Ascott’s performance was boosted by the divestment of the Somerset Bayswater property in London, which gave it a net gain of $17.8 million. The company also saw some gains from the sale of a golf course in Guangzhou.

Q4 revenue rose 14 per cent to $116.5 million, from $102.1 million a year earlier, as Ascott benefited from increases in revenue per available unit and better fee-based income.

Related links: Click here for Ascott’s news release Financial results Presentation slides

During the quarter, Ascott’s property portfolio also crossed the 20,000-unit mark for the first time. The company added 3,528 units to its stable, taking the total number of serviced residence units under its management to 20,449. Ascott plans to have to have 25,000 apartments in Asia, Europe and the Gulf region by 2010.

For the whole of 2007, Ascott’s net profit rose 8 per cent to $177.3 million, from $163.6 million in 2006. Revenue for the full year rose 7 per cent to $435.3 million, from $405.9 million previously.

Ascott will continue to grow its portfolio, said chief executive Jennie Chua yesterday. ‘I think crossing the 20,000-mark makes us the largest owner-operator of serviced residences in the world. We will continue to grow, in the right cities and the right locations.’

Ms Chua aims to expand Ascott’s presence in South-east Asia, China, India and Europe.
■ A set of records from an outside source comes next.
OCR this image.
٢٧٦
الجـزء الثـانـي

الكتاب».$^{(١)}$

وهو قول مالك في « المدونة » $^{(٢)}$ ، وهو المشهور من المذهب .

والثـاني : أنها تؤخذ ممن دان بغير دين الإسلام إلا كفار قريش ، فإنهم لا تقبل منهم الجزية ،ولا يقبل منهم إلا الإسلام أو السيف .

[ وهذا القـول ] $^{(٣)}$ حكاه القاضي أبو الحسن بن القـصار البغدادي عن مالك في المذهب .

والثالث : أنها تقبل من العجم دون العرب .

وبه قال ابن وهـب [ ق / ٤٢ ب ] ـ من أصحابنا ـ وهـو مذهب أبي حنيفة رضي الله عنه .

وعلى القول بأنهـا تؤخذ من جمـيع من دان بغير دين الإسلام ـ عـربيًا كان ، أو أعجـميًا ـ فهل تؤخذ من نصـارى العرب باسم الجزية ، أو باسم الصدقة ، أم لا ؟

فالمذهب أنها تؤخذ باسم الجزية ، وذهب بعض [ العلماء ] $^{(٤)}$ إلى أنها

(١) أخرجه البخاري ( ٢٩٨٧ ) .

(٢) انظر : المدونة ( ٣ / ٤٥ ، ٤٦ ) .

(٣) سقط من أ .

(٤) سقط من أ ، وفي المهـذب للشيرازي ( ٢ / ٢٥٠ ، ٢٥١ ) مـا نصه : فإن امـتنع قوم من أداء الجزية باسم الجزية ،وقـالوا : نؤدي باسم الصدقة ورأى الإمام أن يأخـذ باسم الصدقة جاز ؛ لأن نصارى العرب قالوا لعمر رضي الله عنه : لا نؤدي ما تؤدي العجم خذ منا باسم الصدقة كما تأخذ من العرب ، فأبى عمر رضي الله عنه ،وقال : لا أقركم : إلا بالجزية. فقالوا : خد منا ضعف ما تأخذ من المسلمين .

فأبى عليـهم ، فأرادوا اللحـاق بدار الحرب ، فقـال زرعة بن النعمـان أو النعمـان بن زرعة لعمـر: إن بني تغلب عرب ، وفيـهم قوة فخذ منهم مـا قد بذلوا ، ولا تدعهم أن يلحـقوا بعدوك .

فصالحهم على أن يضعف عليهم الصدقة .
For South-east Asia, Vietnam and the Philippines are particularly attractive, she said.

In a separate statement, Ascott said that it would invest A$136.2 million (S$170.4 million) to develop a 398-unit property in Melbourne’s central business district. The investment amount includes land and building costs. The property will be Ascott’s first Citadines-branded serviced residence in Australia, the company said.
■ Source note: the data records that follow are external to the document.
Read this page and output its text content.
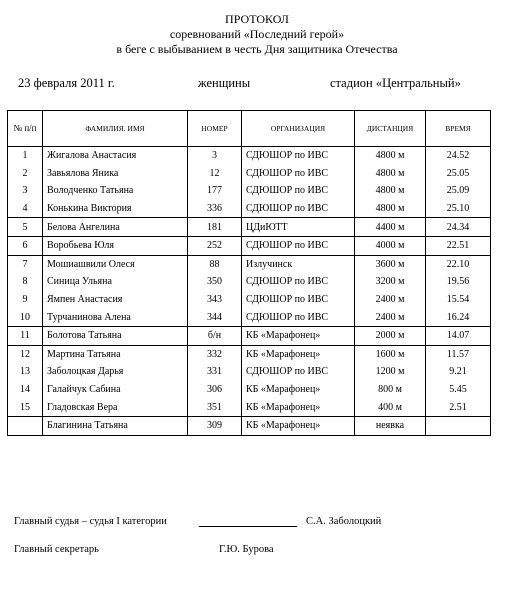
ПРОТОКОЛ
соревнований «Последний герой»
в беге с выбыванием в честь Дня защитника Отечества
23 февраля 2011 г.	женщины	стадион «Центральный»
№ п/п	ФАМИЛИЯ. ИМЯ	НОМЕР	ОРГАНИЗАЦИЯ	ДИСТАНЦИЯ	ВРЕМЯ
1	Жигалова Анастасия	3	СДЮШОР по ИВС	4800 м	24.52
2	Завьялова Яника	12	СДЮШОР по ИВС	4800 м	25.05
3	Володченко Татьяна	177	СДЮШОР по ИВС	4800 м	25.09
4	Конькина Виктория	336	СДЮШОР по ИВС	4800 м	25.10
5	Белова Ангелина	181	ЦДиЮТТ	4400 м	24.34
6	Воробьева Юля	252	СДЮШОР по ИВС	4000 м	22.51
7	Мошиашвили Олеся	88	Излучинск	3600 м	22.10
8	Синица Ульяна	350	СДЮШОР по ИВС	3200 м	19.56
9	Ямпен Анастасия	343	СДЮШОР по ИВС	2400 м	15.54
10	Турчанинова Алена	344	СДЮШОР по ИВС	2400 м	16.24
11	Болотова Татьяна	б/н	КБ «Марафонец»	2000 м	14.07
12	Мартина Татьяна	332	КБ «Марафонец»	1600 м	11.57
13	Заболоцкая Дарья	331	СДЮШОР по ИВС	1200 м	9.21
14	Галайчук Сабина	306	КБ «Марафонец»	800 м	5.45
15	Гладовская Вера	351	КБ «Марафонец»	400 м	2.51
	Благинина Татьяна	309	КБ «Марафонец»	неявка	
Главный судья – судья I категории	С.А. Заболоцкий
Главный секретарь	Г.Ю. Бурова
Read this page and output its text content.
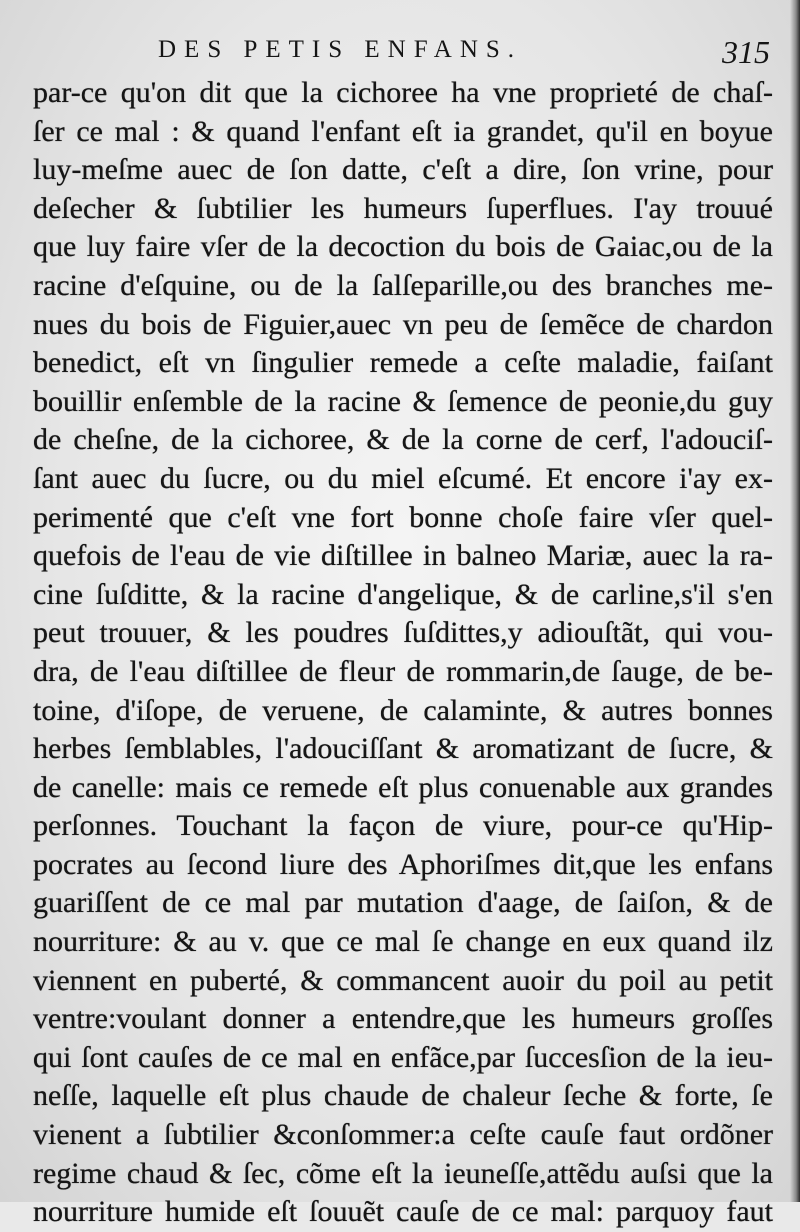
DES PETIS ENFANS.	315
par-ce qu'on dit que la cichoree ha vne proprieté de chaſ-
ſer ce mal : & quand l'enfant eſt ia grandet, qu'il en boyue
luy-meſme auec de ſon datte, c'eſt a dire, ſon vrine, pour
deſecher & ſubtilier les humeurs ſuperflues. I'ay trouué
que luy faire vſer de la decoction du bois de Gaiac,ou de la
racine d'eſquine, ou de la ſalſeparille,ou des branches me-
nues du bois de Figuier,auec vn peu de ſemẽce de chardon
benedict, eſt vn ſingulier remede a ceſte maladie, faiſant
bouillir enſemble de la racine & ſemence de peonie,du guy
de cheſne, de la cichoree, & de la corne de cerf, l'adouciſ-
ſant auec du ſucre, ou du miel eſcumé. Et encore i'ay ex-
perimenté que c'eſt vne fort bonne choſe faire vſer quel-
quefois de l'eau de vie diſtillee in balneo Mariæ, auec la ra-
cine ſuſditte, & la racine d'angelique, & de carline,s'il s'en
peut trouuer, & les poudres ſuſdittes,y adiouſtãt, qui vou-
dra, de l'eau diſtillee de fleur de rommarin,de ſauge, de be-
toine, d'iſope, de veruene, de calaminte, & autres bonnes
herbes ſemblables, l'adouciſſant & aromatizant de ſucre, &
de canelle: mais ce remede eſt plus conuenable aux grandes
perſonnes. Touchant la façon de viure, pour-ce qu'Hip-
pocrates au ſecond liure des Aphoriſmes dit,que les enfans
guariſſent de ce mal par mutation d'aage, de ſaiſon, & de
nourriture: & au v. que ce mal ſe change en eux quand ilz
viennent en puberté, & commancent auoir du poil au petit
ventre:voulant donner a entendre,que les humeurs groſſes
qui ſont cauſes de ce mal en enfãce,par ſuccesſion de la ieu-
neſſe, laquelle eſt plus chaude de chaleur ſeche & forte, ſe
vienent a ſubtilier &conſommer:a ceſte cauſe faut ordõner
regime chaud & ſec, cõme eſt la ieuneſſe,attẽdu auſsi que la
nourriture humide eſt ſouuẽt cauſe de ce mal: parquoy faut
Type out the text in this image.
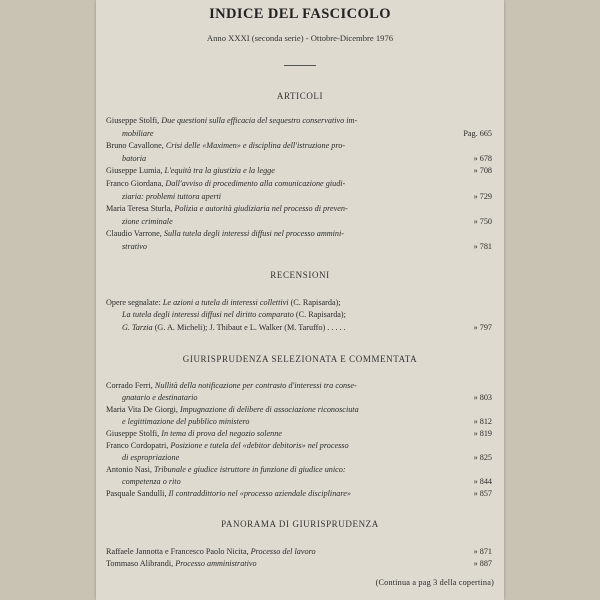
INDICE DEL FASCICOLO
Anno XXXI (seconda serie) - Ottobre-Dicembre 1976
ARTICOLI
Giuseppe Stolfi, Due questioni sulla efficacia del sequestro conservativo im-
mobiliare	Pag. 665
Bruno Cavallone, Crisi delle «Maximen» e disciplina dell'istruzione pro-
batoria	» 678
Giuseppe Lumia, L'equità tra la giustizia e la legge	» 708
Franco Giordana, Dall'avviso di procedimento alla comunicazione giudi-
ziaria: problemi tuttora aperti	» 729
Maria Teresa Sturla, Polizia e autorità giudiziaria nel processo di preven-
zione criminale	» 750
Claudio Varrone, Sulla tutela degli interessi diffusi nel processo ammini-
strativo	» 781
RECENSIONI
Opere segnalate: Le azioni a tutela di interessi collettivi (C. Rapisarda);
La tutela degli interessi diffusi nel diritto comparato (C. Rapisarda);
G. Tarzia (G. A. Micheli); J. Thibaut e L. Walker (M. Taruffo) . . . . .	» 797
GIURISPRUDENZA SELEZIONATA E COMMENTATA
Corrado Ferri, Nullità della notificazione per contrasto d'interessi tra conse-
gnatario e destinatario	» 803
Maria Vita De Giorgi, Impugnazione di delibere di associazione riconosciuta
e legittimazione del pubblico ministero	» 812
Giuseppe Stolfi, In tema di prova del negozio solenne	» 819
Franco Cordopatri, Posizione e tutela del «debitor debitoris» nel processo
di espropriazione	» 825
Antonio Nasi, Tribunale e giudice istruttore in funzione di giudice unico:
competenza o rito	» 844
Pasquale Sandulli, Il contraddittorio nel «processo aziendale disciplinare»	» 857
PANORAMA DI GIURISPRUDENZA
Raffaele Jannotta e Francesco Paolo Nicita, Processo del lavoro	» 871
Tommaso Alibrandi, Processo amministrativo	» 887
(Continua a pag 3 della copertina)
Ascott’s parent company, CapitaLand, made a general offer for Ascott on Jan 7 in a deal that values the serviced residence company at $2.8 billion.

CapitaLand, South-east Asia’s largest property firm by market value, owns 66.5 per cent of Ascott and intends to pay up to $989.5 million - or $1.73 a share - for the remaining shares in Ascott to take the company private. Ascott’s shares closed one cent lower at $1.72 yesterday.